Seperti terkuak dalam bukunya, bahwa awal mulanya Arysio Santos bersikap menolak seluruh gagasan tentang Banjir Semesta, seperti yang tertulis dalam banyak kitab suci, tentang surga dan Atlantis-Eden, sebagai sesuatu yang mustahil dari perspektif geologis. Tapi yang membuatnya tercengang, ia kemudian menyadari bahwa tradisi-tradisi kuno tentang Bencana Besar secara umum amat akurat.

Kemudian dilakukan riset selama 30 tahun, membuktikan sesuatu yang tampaknya mustahil: realitas tentang Banjir Semesta; lokasi Atlantis yang sebenarnya; identitas Atlantis dengan Eden dan surga-surga tradisional lainnya. Direkonstruksikan secara detail sejarah rahasia dari Benua yang Hilang sebagaimana yang dideskripsikan oleh Plato dalam dialog Timaeus dan Critias, dan para guru dunia lainnya (hal. 676-677).

Pengakuan Stephen Oppenheimer dalam Prakata, hal viii, bahwa kunjungan pertama ke Papua Nugini, mulai tertarik pada kisah asal-usul seperti yang ada di Injil (Kitab Kejadian), yang berusaha menjelaskan di mana asal mula manusia. Ketertarikan ini melahirkan hasil yang tidak terduga, ketika tahun 1979 melakukan penelitian tentang anemia kekurangan zat besi pada anak-anak di pantai utara Papua Nugini.

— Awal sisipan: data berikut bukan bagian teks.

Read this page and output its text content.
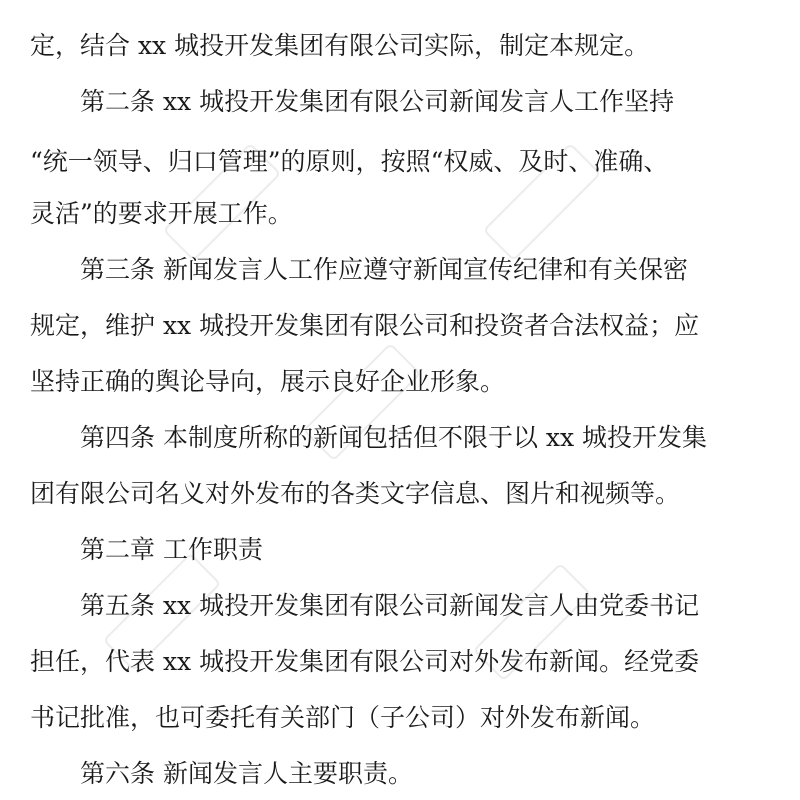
定，结合 xx 城投开发集团有限公司实际，制定本规定。
第二条 xx 城投开发集团有限公司新闻发言人工作坚持
“统一领导、归口管理”的原则，按照“权威、及时、准确、
灵活”的要求开展工作。
第三条 新闻发言人工作应遵守新闻宣传纪律和有关保密
规定，维护 xx 城投开发集团有限公司和投资者合法权益；应
坚持正确的舆论导向，展示良好企业形象。
第四条 本制度所称的新闻包括但不限于以 xx 城投开发集
团有限公司名义对外发布的各类文字信息、图片和视频等。
第二章 工作职责
第五条 xx 城投开发集团有限公司新闻发言人由党委书记
担任，代表 xx 城投开发集团有限公司对外发布新闻。经党委
书记批准，也可委托有关部门（子公司）对外发布新闻。
第六条 新闻发言人主要职责。
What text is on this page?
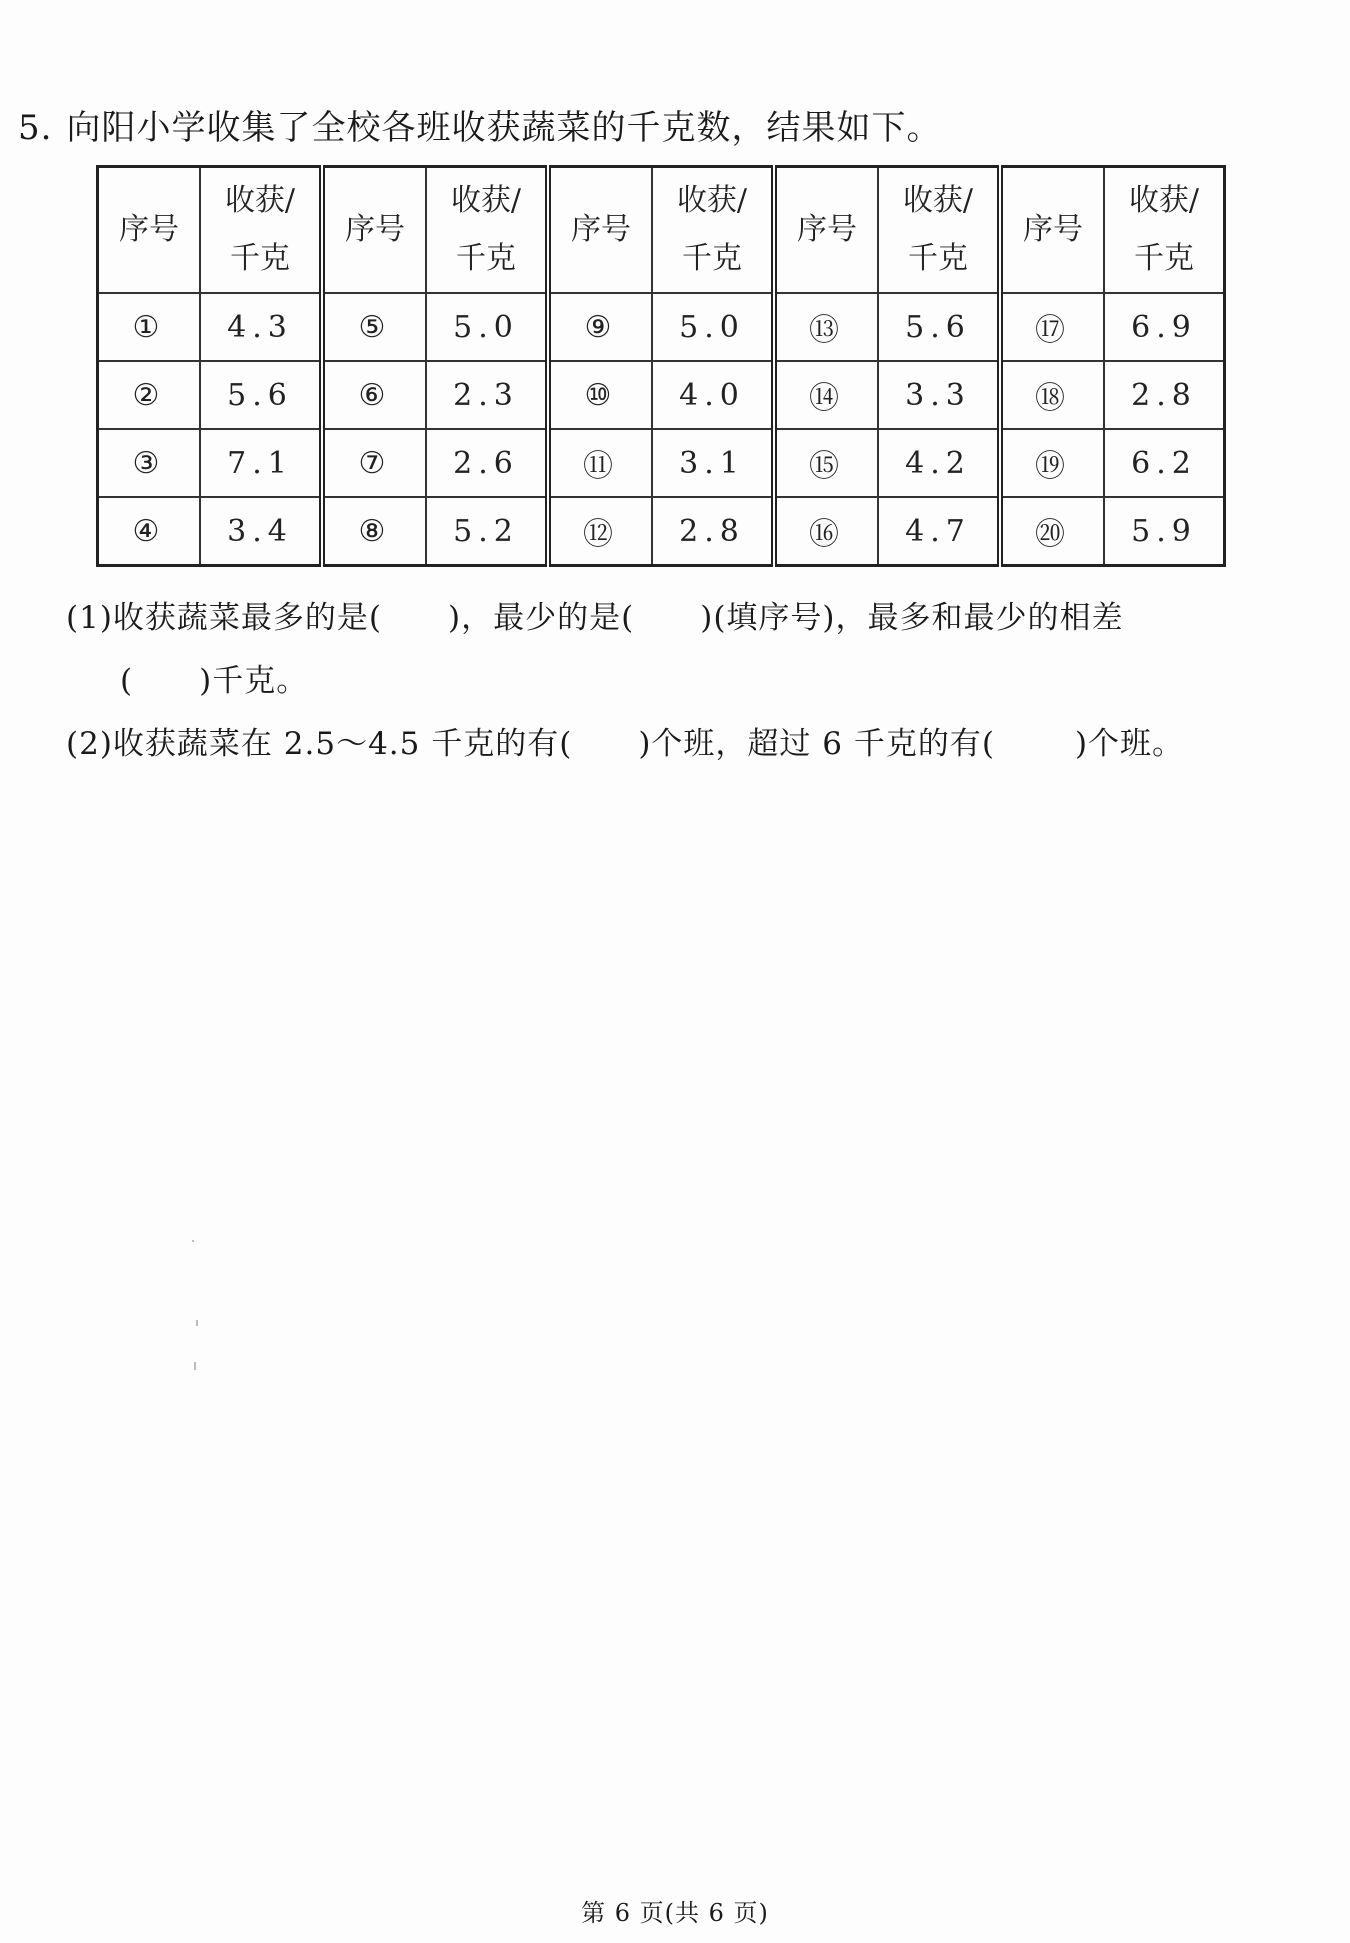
5. 向阳小学收集了全校各班收获蔬菜的千克数，结果如下。
序号	收获/
千克	序号	收获/
千克	序号	收获/
千克	序号	收获/
千克	序号	收获/
千克

①	4.3	⑤	5.0	⑨	5.0	⑬	5.6	⑰	6.9
②	5.6	⑥	2.3	⑩	4.0	⑭	3.3	⑱	2.8
③	7.1	⑦	2.6	⑪	3.1	⑮	4.2	⑲	6.2
④	3.4	⑧	5.2	⑫	2.8	⑯	4.7	⑳	5.9
(1)收获蔬菜最多的是( )，最少的是( )(填序号)，最多和最少的相差
( )千克。
(2)收获蔬菜在 2.5～4.5 千克的有( )个班，超过 6 千克的有(	)个班。
第 6 页(共 6 页)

Ternyata mutasi genetis pada “Anak-anak Kulabob” di sepanjang pantai utara Papua Nugini, tahan terhadap malaria dan ternyata merupakan penanda kunci yang menaungi jejak migrasi orang-orang Polinesia ke Pasifik.

Menyimpan pula berbagai bukti terbaik mengenai migrasi manusia Indo-Pasifik yang mengikuti banjir besar pada akhir dari zaman es terakhir. Bukti-bukti demikian yang menjadi pendorong awal bagi Oppenheimer untuk secara serius meneliti kemungkinan adanya “budaya perintis peradaban dunia” di Asia Tenggara.

Yava, Yavana, Jahve dalam penelusuran Arysio Santos

 Teori Atlantis Arysio Santos

Teori Atlantis Arysio Santos menegaskan bahwa bangsa Indonesia merupakan induk peradaban dunia, serentak dengan itu menjadi sumber asal segala ras di muka bumi. Indonesia disebut juga sebagai sebutan “Pulau Putih”, sebutan surga yang sebenarnya dalam beberapa tradisi kuno.

Sebutan ini berhubungan dengan Sveta-dvipa atau Saka-Dvipa, “Pulau Putih” Surgawi dalam tradisi-tradisi hindu. Di sana, di “Pulau Putih” itu, ras-ras berkulit putih (Saka) berasal pada permulaan saman.

Orang-orang Saka ini juga dikenal sebagai bangsa Yava atau Yavanas (Bangsa Berkulit Putih). Orang-orang Yava sama dengan orang-orang Ionia (atau yang disebut Homer sebagai orang-orang Iaro atau Iarone).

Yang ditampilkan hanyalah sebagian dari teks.